Control and Governance of Information Systems : Overview

There is a growing trend in organizations to create and maintain large and complex information systems. And it has become essential for them to ensure the proper control of such systems. The main reasons for establishing control are high cost of loss of data and wrong decision making, possibility of computer abuse, risk of computer errors, need for protecting the hardware, software, and personnel, and need for data privacy and confidentiality. The main objectives of information controls are safeguarding of assets, maintenance of data integrity, effectiveness in achieving organizational objectives, and efficient consumption of resources.

IT governance can be defined as "the organizational capacity exercised by the board, executive, and IT management to control the formulation and implementation of IT strategy and ensure the fusion of business and IT." IT governance consists of relationships and processes that direct and manage an organization, help it to achieve its business goals, and generate value for its investments in IT, while minimizing the risks.

There are some frameworks that help organizations to implement IT governance. Prominent among them are the IT Infrastructure Library (ITIL), Control Objectives for Information and Related Technology (COBIT), and the Balanced Scorecard (BSC). ITIL addresses skill requirements and organizational structure, and provides detailed information on how to manage IT operations. The ITIL framework is published in a series of eight books called sets - service delivery, service support, planning to implement service management, security management, infrastructure management, business perspective, applications management, and software assets management.

COBIT provides a set of IT control objectives that guide organizations on how to maximize the benefits from IT implementation by developing control and appropriate IT governance in the organization. It describes 34 IT control processes that are covered under four domains - Planning and Organization, Acquisition and Implementation, Delivery and Support, and Monitoring. Use of the BSC for IT governance involves creation of an IT scorecard, which aligns the IT strategy and performance management framework with the overall organizational strategy and performance management framework.

Information systems are normally complex in nature. On an ongoing basis, organizations exercise control over information systems through management controls and application controls. Management controls are the managerial functions that have to be performed for ensuring planned and controlled development, implementation, operation, and maintenance of information systems. Application controls refer to the control features in each application system.

There are seven broad categories of information system management controls in an organization - top management controls, systems development management controls, programming management controls, data resources management controls, security management controls, operations management controls, and quality assurance management controls.

Top management controls involve activities like planning, organizing, leading, and monitoring / evaluation.
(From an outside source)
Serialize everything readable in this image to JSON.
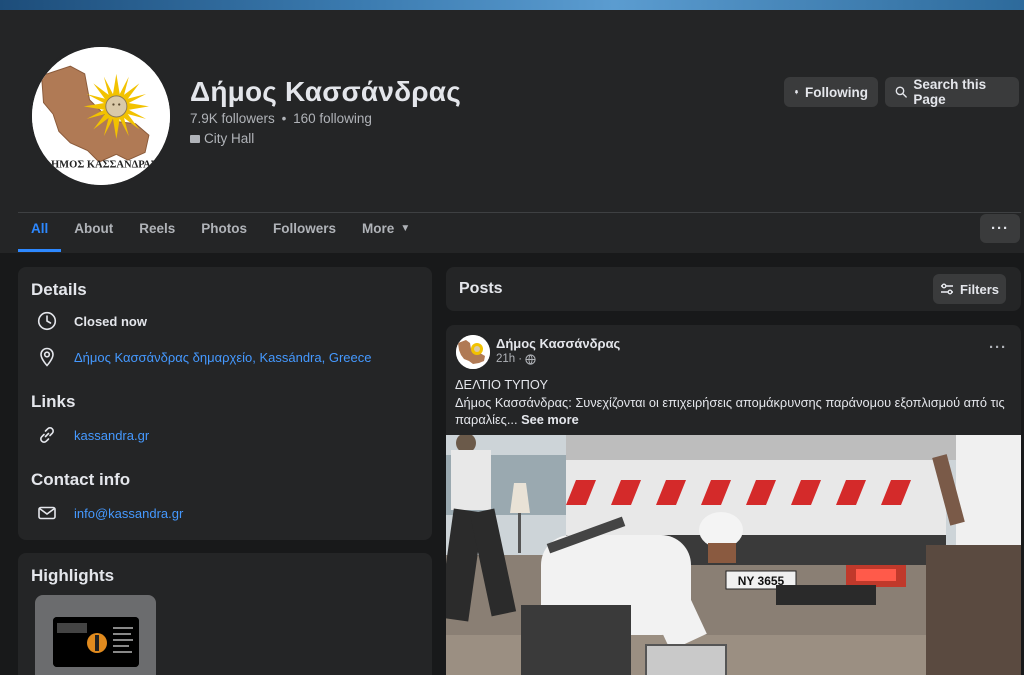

Systems development management controls involve activities like feasibility study and project initiation, system analysis and specifying user requirements, systems design and development, acceptance testing, implementation and maintenance, and auditing the systems development management function. Programming management controls involve activities like planning, control, design, coding, testing, and operation and maintenance. Data resources management controls include defining, creating, redefining, and retiring data; making the database available to the users; informing and servicing users; maintaining the integrity of the database; and monitoring operations and performance. Security management control involves conducting security programs. Operations management controls include control of computer and network operations; maintaining data files, program files, and documentation; help desk and technical support; and management of outsourced operations. Quality assurance management controls include establishing quality goals and standards; checking conformity with QA standards; identifying areas for improvement; reporting to the management; and training employees in QA standards.

The objective of application controls is to ensure that application systems safeguard assets and maintain data integrity. Application controls are exercised by hardware and software and not by people. The different types of application controls are boundary controls, input controls, communication controls, processing controls, database controls, and output controls. Boundary controls include access controls (including cryptographic controls), audit trail controls, and existence controls. Input controls include design of source documents and data entry screens, data code controls, batch controls, validation of data input, audit trail controls, and existence controls.

During the communication of information from one place to another, the information travels from one medium to another, giving rise to three types of exposures - transmission impairments, failure of components, and subversive threats. To prevent, detect, or correct errors caused due to transmission impairment, various controls can be used such as communication architecture and controls, internetworking controls, topological controls, channel controls, link controls, flow controls, and line error controls. Physical component controls are used to address the issue of component failure. Controls are exercised over subversive threats either by providing a physical barrier across the transmission medium or by encrypting the data transmitted through it.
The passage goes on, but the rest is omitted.